Patterns of labeling of cells and processes in coronal sections of the telencephalon after DiI injection in the rostral basal forebrain (A-C) at CS 16 and in the medial ganglionic eminence (D-F) at CS 17. A, Section through the crystal placement site at the primordial striatocortical junction. B, Labeled cells and processes in the basal and dorsal telencephalon at a more caudal level.C, A section caudal to B shows numerous cells and fibers back-labeled in the intermediate zone of the basal telencephalon. Arrowheads demarcate the border between nervous and mesenchymal tissue. D, Section through the crystal placement site. E, F, Pattern of distribution of retrogradely labeled neurons in the LE. F, High-power view of the region indicated by the asterisk in E. The morphology of the cell with a large elongated soma, indicated by an arrow, resembles that of the presumed tangentially migrating MAP2-positive cells (compare Fig. 4C). Note the labeled processes extending radially into the ventricular zone (2 downward arrows). Cx, Primordium of the cortex; Mes, mesenchyma; OP, olfactory placode. Scale bars: (in A) A, B, D, E, 100 μm; (in C) C, F, 50 μm.
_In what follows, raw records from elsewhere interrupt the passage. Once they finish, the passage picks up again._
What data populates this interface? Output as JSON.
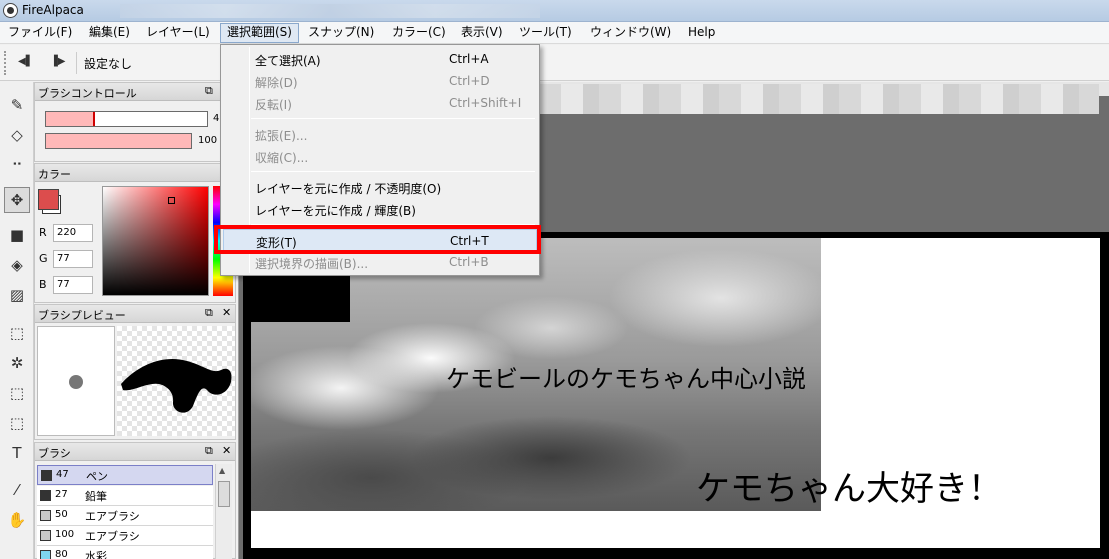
{
  "app": {
    "title": "FireAlpaca"
  },
  "menubar": {
    "items": [
      {
        "label": "ファイル(F)"
      },
      {
        "label": "編集(E)"
      },
      {
        "label": "レイヤー(L)"
      },
      {
        "label": "選択範囲(S)"
      },
      {
        "label": "スナップ(N)"
      },
      {
        "label": "カラー(C)"
      },
      {
        "label": "表示(V)"
      },
      {
        "label": "ツール(T)"
      },
      {
        "label": "ウィンドウ(W)"
      },
      {
        "label": "Help"
      }
    ]
  },
  "toolbar": {
    "setting_label": "設定なし"
  },
  "panels": {
    "brush_control": {
      "title": "ブラシコントロール",
      "size_value": "4",
      "opacity_value": "100",
      "size_fraction": 0.3,
      "opacity_fraction": 1.0
    },
    "color": {
      "title": "カラー",
      "r_label": "R",
      "r": "220",
      "g_label": "G",
      "g": "77",
      "b_label": "B",
      "b": "77",
      "fg_color": "#dc4d4d"
    },
    "brush_preview": {
      "title": "ブラシプレビュー"
    },
    "brush_list": {
      "title": "ブラシ",
      "items": [
        {
          "size": "47",
          "name": "ペン",
          "color": "#333333"
        },
        {
          "size": "27",
          "name": "鉛筆",
          "color": "#333333"
        },
        {
          "size": "50",
          "name": "エアブラシ",
          "color": "#c8c8c8"
        },
        {
          "size": "100",
          "name": "エアブラシ",
          "color": "#c8c8c8"
        },
        {
          "size": "80",
          "name": "水彩",
          "color": "#7fd6f0"
        }
      ]
    }
  },
  "dropdown": {
    "items": [
      {
        "label": "全て選択(A)",
        "shortcut": "Ctrl+A",
        "disabled": false
      },
      {
        "label": "解除(D)",
        "shortcut": "Ctrl+D",
        "disabled": true
      },
      {
        "label": "反転(I)",
        "shortcut": "Ctrl+Shift+I",
        "disabled": true
      },
      {
        "label": "拡張(E)...",
        "shortcut": "",
        "disabled": true
      },
      {
        "label": "収縮(C)...",
        "shortcut": "",
        "disabled": true
      },
      {
        "label": "レイヤーを元に作成 / 不透明度(O)",
        "shortcut": "",
        "disabled": false
      },
      {
        "label": "レイヤーを元に作成 / 輝度(B)",
        "shortcut": "",
        "disabled": false
      },
      {
        "label": "変形(T)",
        "shortcut": "Ctrl+T",
        "disabled": false
      },
      {
        "label": "選択境界の描画(B)...",
        "shortcut": "Ctrl+B",
        "disabled": true
      }
    ]
  },
  "canvas": {
    "text_1": "ケモビールのケモちゃん中心小説",
    "text_2": "ケモちゃん大好き！"
  },
  "icons": {
    "tools": [
      "pen-icon",
      "eraser-icon",
      "dot-icon",
      "move-icon",
      "fill-rect-icon",
      "bucket-icon",
      "gradient-icon",
      "select-rect-icon",
      "magic-wand-icon",
      "select-pen-icon",
      "select-eraser-icon",
      "text-icon",
      "eyedropper-icon",
      "hand-icon"
    ]
  },
  "colors": {
    "highlight": "#ff0000",
    "menu_hover": "#dde8f5"
  }
}
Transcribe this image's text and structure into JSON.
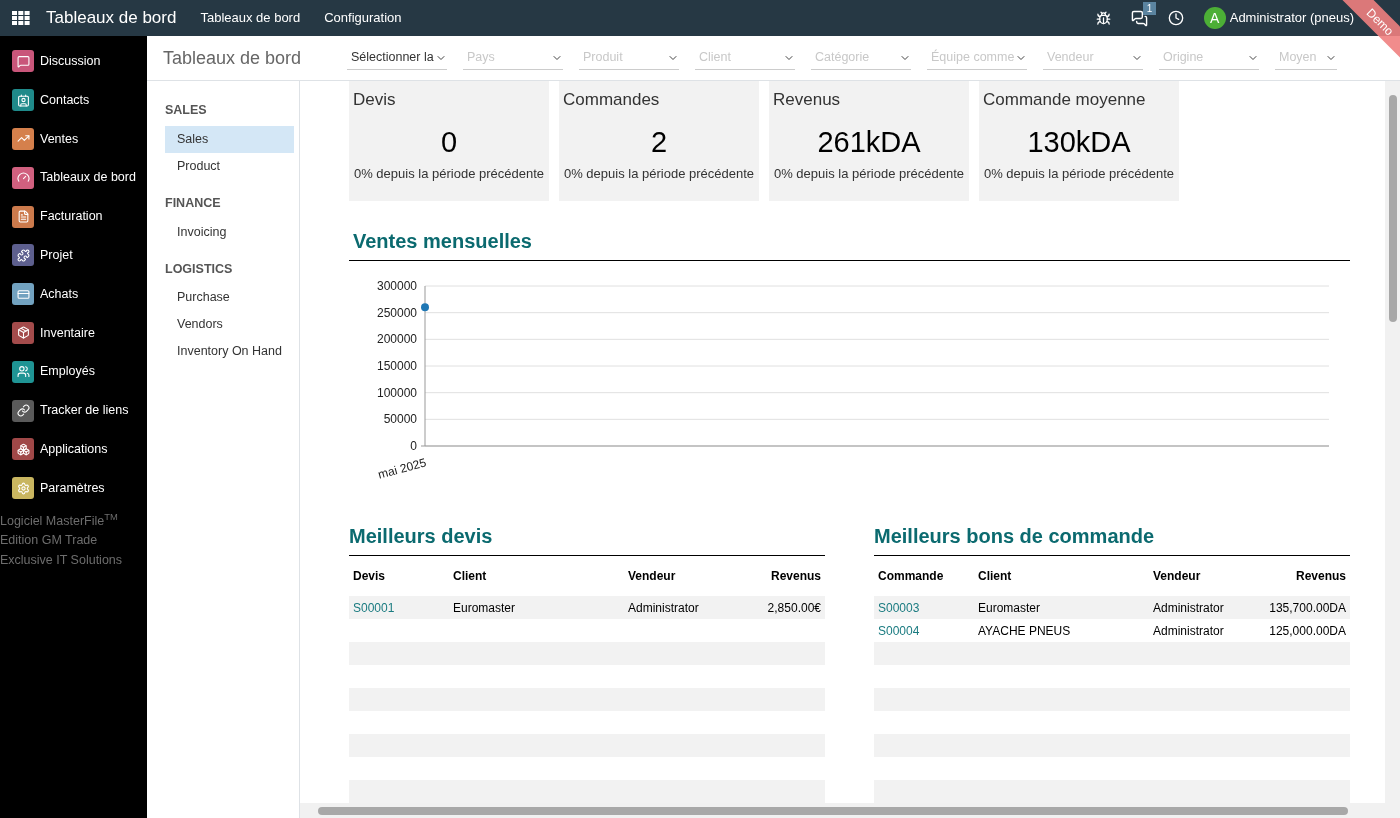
{
  "topbar": {
    "app_title": "Tableaux de bord",
    "menu": [
      "Tableaux de bord",
      "Configuration"
    ],
    "message_count": "1",
    "avatar_letter": "A",
    "user": "Administrator (pneus)",
    "ribbon": "Demo"
  },
  "apps": [
    {
      "label": "Discussion",
      "color": "#c9567a"
    },
    {
      "label": "Contacts",
      "color": "#1f8a8a"
    },
    {
      "label": "Ventes",
      "color": "#d5804c"
    },
    {
      "label": "Tableaux de bord",
      "color": "#d1607f"
    },
    {
      "label": "Facturation",
      "color": "#cc7a4c"
    },
    {
      "label": "Projet",
      "color": "#5d5f8e"
    },
    {
      "label": "Achats",
      "color": "#72a2c0"
    },
    {
      "label": "Inventaire",
      "color": "#a34b4b"
    },
    {
      "label": "Employés",
      "color": "#1f9494"
    },
    {
      "label": "Tracker de liens",
      "color": "#5a5a5a"
    },
    {
      "label": "Applications",
      "color": "#a04848"
    },
    {
      "label": "Paramètres",
      "color": "#c9b660"
    }
  ],
  "footer": [
    "Logiciel MasterFile$^{TM}$",
    "Edition GM Trade",
    "Exclusive IT Solutions"
  ],
  "page_title": "Tableaux de bord",
  "filters": [
    {
      "value": "Sélectionner la"
    },
    {
      "placeholder": "Pays"
    },
    {
      "placeholder": "Produit"
    },
    {
      "placeholder": "Client"
    },
    {
      "placeholder": "Catégorie"
    },
    {
      "placeholder": "Équipe comme"
    },
    {
      "placeholder": "Vendeur"
    },
    {
      "placeholder": "Origine"
    },
    {
      "placeholder": "Moyen"
    }
  ],
  "menu_sections": [
    {
      "title": "SALES",
      "items": [
        {
          "label": "Sales",
          "selected": true
        },
        {
          "label": "Product",
          "selected": false
        }
      ]
    },
    {
      "title": "FINANCE",
      "items": [
        {
          "label": "Invoicing",
          "selected": false
        }
      ]
    },
    {
      "title": "LOGISTICS",
      "items": [
        {
          "label": "Purchase",
          "selected": false
        },
        {
          "label": "Vendors",
          "selected": false
        },
        {
          "label": "Inventory On Hand",
          "selected": false
        }
      ]
    }
  ],
  "kpis": [
    {
      "title": "Devis",
      "value": "0",
      "change": "0% depuis la période précédente"
    },
    {
      "title": "Commandes",
      "value": "2",
      "change": "0% depuis la période précédente"
    },
    {
      "title": "Revenus",
      "value": "261kDA",
      "change": "0% depuis la période précédente"
    },
    {
      "title": "Commande moyenne",
      "value": "130kDA",
      "change": "0% depuis la période précédente"
    }
  ],
  "monthly_sales": {
    "title": "Ventes mensuelles",
    "chart_data": {
      "type": "line",
      "categories": [
        "mai 2025"
      ],
      "grid": true,
      "series": [
        {
          "color": "#1f77b4",
          "marker": true,
          "values": [
            260000
          ]
        }
      ],
      "ylim": [
        0,
        300000
      ],
      "yticks": [
        0,
        50000,
        100000,
        150000,
        200000,
        250000,
        300000
      ]
    }
  },
  "tables": [
    {
      "title": "Meilleurs devis",
      "columns": [
        "Devis",
        "Client",
        "Vendeur",
        "Revenus"
      ],
      "rows": [
        [
          "S00001",
          "Euromaster",
          "Administrator",
          "2,850.00€"
        ]
      ]
    },
    {
      "title": "Meilleurs bons de commande",
      "columns": [
        "Commande",
        "Client",
        "Vendeur",
        "Revenus"
      ],
      "rows": [
        [
          "S00003",
          "Euromaster",
          "Administrator",
          "135,700.00DA"
        ],
        [
          "S00004",
          "AYACHE PNEUS",
          "Administrator",
          "125,000.00DA"
        ]
      ]
    }
  ]
}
Within the population of putative perireticular cells that were labeled from thalamus or basal telencephalon were many labeled unipolar and bipolar cells, extending tangentially in the intermediate zone of the lateral ganglionic eminence (LE) and medial ganglionic eminence (ME), identical in appearance to the network of apparently tangentially migrating cells seen with MAP2 staining (Figs. 3G, 5E).
The implantation of a DiI crystal into the ME at CS 17 also revealed numerous retrogradely labeled, presumed perireticular cells in the basal telencephalon (even the most rostral part), along future thalamocortical axon pathways (Fig. 6D-F). Some of them had a local process extending into the VZ (Fig. 6F), and some resembled the tangentially migrating morphology of the MAP2-positive cells in this area (compare Figs. 6F, 4C). Some of these labeled cell bodies lay close to the corticostriatal junction, far from the crystal placement, so they presumably had a trailing process extending back into the ME (Fig. 6D,F). A stream of anterogradely labeled fibers with growth cones, together with a few back-labeled cells, were seen in the VTh. At this stage of development, we did not see labeled neurons in the DTh after crystal placement in the ME. A few labeled cells with large rounded somata were found in the rostral hypothalamus. They were more numerous caudally.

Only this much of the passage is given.